Es ist nämlich ein Gleichnis oder eine bildhafte Darstellung.
z.B.Offb 22,17 Und der Geist und die Braut sprechen: Komm! Und wer es hört, der spreche: Komm! Und wen dürstet, der komme; und wer da will, der nehme das Wasser des Lebens umsonst.
Was ist „Wasser des Lebens“?? und warum nehmen die Menschen (wie die Brunnen) nicht einfach dieses Wasser, denn es kostet doch nichts.
Doch, es kostet nämlich doch etwas und zwar, wie bei den Brunnen den „Plunder“ darinnen heraus zu räumen.
Bildlich gesprochen bedeutet es, das ein Mensch sich innerlich reinigt und ein anderes Leben lebt.
Der Haken dabei ist aber, das es dem Menschen meistens nicht aus eigener Kraft gelingt sich zu reinigen.
Deswegen wachsen ja in der Brunnengeschichte die Brunnen in die Breite und nicht in die Tiefe bis ans Wasser.
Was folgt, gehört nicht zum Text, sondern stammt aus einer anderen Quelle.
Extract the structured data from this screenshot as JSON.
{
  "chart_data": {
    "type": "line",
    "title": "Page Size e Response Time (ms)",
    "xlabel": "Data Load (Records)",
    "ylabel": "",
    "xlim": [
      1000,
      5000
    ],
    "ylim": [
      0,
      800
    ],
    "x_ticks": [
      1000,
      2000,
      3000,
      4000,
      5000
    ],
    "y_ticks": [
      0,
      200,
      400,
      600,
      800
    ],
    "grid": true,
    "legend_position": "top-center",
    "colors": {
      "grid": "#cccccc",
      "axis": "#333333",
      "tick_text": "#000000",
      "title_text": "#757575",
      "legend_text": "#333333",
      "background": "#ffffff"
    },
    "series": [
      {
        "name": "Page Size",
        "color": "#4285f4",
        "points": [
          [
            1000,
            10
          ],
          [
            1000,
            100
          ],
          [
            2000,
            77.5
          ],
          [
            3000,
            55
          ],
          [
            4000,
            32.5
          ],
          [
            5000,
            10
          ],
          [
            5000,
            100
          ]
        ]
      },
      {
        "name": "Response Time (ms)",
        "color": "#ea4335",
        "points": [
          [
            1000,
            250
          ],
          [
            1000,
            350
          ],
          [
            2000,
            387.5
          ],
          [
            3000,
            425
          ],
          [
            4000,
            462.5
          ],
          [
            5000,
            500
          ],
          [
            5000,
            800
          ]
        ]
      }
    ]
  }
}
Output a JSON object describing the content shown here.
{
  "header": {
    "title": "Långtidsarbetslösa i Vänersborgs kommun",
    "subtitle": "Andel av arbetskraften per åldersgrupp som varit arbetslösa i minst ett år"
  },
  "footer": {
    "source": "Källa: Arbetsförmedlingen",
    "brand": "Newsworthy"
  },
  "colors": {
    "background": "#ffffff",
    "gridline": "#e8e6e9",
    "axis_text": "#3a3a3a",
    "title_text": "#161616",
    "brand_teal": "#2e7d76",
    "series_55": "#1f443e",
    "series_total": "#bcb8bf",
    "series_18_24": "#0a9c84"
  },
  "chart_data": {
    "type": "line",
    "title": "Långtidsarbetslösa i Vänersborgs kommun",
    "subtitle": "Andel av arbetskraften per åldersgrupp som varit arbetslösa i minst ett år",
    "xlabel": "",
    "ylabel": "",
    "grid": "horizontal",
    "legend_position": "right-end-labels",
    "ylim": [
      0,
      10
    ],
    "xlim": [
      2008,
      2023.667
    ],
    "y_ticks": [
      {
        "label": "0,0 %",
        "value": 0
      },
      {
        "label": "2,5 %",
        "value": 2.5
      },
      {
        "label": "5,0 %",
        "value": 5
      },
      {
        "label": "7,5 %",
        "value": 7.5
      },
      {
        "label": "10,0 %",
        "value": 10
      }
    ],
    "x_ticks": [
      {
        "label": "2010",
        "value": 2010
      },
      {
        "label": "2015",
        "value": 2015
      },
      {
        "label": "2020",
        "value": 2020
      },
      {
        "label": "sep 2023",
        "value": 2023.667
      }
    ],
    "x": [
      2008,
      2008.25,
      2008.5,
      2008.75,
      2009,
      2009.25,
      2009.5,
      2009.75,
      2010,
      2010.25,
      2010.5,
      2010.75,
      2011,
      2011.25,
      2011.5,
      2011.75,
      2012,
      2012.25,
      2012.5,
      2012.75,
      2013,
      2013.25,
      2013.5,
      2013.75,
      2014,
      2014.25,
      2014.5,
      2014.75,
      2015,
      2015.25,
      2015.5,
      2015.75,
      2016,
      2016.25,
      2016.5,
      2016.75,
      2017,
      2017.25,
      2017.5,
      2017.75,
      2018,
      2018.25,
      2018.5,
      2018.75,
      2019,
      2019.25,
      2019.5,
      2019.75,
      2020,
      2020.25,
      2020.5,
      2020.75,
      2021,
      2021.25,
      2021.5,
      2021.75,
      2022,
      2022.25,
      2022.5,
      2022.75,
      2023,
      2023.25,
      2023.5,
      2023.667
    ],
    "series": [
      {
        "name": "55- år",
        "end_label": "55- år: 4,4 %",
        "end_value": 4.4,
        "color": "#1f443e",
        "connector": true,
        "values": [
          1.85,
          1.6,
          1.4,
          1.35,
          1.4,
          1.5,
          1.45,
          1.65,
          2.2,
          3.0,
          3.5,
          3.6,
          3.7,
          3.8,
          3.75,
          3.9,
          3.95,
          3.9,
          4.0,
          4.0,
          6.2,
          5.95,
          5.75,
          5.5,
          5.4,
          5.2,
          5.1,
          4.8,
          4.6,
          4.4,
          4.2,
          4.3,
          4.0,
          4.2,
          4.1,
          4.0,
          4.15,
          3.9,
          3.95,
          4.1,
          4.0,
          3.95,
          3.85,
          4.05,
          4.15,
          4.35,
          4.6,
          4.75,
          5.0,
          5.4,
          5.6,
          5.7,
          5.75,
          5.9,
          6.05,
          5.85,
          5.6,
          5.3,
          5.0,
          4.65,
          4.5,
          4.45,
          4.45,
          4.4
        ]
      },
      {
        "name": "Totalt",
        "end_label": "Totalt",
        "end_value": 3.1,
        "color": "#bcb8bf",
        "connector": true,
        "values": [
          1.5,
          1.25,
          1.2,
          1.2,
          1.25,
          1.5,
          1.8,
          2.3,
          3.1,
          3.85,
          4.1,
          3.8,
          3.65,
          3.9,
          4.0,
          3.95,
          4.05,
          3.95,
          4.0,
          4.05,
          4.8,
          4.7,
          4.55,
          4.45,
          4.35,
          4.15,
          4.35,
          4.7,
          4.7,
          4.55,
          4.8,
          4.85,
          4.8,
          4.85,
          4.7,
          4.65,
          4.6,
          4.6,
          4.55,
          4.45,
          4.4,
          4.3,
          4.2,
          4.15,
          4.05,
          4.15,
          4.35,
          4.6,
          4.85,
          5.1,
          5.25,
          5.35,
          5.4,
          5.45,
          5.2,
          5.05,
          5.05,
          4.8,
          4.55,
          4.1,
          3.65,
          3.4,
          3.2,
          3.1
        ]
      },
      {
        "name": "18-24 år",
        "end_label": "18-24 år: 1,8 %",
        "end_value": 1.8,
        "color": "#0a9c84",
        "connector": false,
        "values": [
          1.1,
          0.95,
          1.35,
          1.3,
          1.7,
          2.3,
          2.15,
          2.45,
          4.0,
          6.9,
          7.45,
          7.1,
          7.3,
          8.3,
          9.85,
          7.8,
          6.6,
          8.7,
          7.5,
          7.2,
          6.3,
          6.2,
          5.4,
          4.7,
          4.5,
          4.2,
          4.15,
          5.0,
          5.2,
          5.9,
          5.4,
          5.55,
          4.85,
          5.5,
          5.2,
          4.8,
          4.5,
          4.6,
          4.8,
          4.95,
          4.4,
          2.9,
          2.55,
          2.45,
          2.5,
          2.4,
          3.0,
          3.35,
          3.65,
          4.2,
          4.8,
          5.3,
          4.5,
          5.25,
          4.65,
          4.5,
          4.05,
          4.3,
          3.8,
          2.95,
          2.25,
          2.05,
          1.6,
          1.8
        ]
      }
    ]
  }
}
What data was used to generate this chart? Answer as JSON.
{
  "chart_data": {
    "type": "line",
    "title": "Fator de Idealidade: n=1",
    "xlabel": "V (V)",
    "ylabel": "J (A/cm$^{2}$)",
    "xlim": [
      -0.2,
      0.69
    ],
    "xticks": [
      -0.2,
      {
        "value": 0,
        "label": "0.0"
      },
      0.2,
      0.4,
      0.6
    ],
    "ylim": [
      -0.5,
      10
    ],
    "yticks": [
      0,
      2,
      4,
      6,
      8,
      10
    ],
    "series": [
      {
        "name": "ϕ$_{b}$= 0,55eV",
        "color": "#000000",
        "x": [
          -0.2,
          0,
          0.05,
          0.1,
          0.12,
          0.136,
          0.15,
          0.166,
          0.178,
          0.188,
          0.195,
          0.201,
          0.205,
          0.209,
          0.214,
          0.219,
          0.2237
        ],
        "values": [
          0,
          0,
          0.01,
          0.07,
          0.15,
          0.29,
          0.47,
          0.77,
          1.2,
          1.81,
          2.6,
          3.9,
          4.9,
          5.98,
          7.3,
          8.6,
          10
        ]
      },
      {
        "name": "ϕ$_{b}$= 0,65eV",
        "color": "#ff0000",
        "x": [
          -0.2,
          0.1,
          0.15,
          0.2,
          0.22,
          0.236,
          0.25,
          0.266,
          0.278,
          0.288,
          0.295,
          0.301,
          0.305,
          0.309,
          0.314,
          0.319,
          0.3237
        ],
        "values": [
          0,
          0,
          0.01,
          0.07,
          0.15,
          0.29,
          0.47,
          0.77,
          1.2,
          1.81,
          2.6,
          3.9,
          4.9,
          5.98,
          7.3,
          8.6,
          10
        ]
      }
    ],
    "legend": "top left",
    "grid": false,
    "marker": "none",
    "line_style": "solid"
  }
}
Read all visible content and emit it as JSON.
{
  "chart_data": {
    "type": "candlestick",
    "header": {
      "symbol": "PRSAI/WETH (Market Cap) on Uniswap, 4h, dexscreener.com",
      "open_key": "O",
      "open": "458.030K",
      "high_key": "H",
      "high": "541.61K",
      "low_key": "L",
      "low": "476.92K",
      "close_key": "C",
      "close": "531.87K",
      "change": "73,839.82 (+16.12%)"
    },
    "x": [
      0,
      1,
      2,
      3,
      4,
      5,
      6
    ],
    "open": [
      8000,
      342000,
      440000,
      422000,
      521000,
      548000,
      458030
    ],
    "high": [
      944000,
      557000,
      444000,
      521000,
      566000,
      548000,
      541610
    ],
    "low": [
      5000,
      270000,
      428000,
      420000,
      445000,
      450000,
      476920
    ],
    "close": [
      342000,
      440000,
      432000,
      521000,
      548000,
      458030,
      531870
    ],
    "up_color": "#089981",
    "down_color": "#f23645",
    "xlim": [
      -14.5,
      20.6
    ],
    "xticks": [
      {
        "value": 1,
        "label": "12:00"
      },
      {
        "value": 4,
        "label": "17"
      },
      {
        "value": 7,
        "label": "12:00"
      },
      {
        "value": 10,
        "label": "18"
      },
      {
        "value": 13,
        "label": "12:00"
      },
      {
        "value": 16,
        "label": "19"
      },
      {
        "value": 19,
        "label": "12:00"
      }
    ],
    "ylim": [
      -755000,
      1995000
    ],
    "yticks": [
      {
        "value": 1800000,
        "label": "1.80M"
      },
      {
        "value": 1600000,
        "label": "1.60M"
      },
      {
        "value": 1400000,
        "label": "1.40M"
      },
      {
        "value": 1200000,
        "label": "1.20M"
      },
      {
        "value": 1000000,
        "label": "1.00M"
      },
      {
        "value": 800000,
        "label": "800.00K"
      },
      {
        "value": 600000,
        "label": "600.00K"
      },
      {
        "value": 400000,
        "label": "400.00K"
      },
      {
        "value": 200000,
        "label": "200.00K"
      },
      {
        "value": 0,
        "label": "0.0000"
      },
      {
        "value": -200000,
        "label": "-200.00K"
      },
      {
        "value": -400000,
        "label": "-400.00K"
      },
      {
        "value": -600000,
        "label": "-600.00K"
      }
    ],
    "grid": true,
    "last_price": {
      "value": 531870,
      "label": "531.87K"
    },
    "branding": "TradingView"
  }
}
Man muß von einer ganzen Menge „lieb“ gewordener Dinge Abstand nehmen, wenn man in die Tiefe will.
Alles Geld der Welt nützt nämlich gar nichts, wenn man dafür an seiner Seele Schaden nimmt.
Aber was sage ich da? Ruhm und Ehre und Macht und Geld und Ansehen aufgeben, „nur“ um in die Tiefe zu gehen?
Warum z.B. reden nicht Politiker offen darüber, was sie wirklich wollen und warum sie es tun? (das Lügen)
Das würde nämlich bedeuten, von der „Öffentlichkeit“ ganz schnell verachtet und verhöhnt zu werden.
Sie würden ihren auch lukrativen Job verlieren. Dann können sie aber immer noch in die „honorige“ Wirtschaft wechseln.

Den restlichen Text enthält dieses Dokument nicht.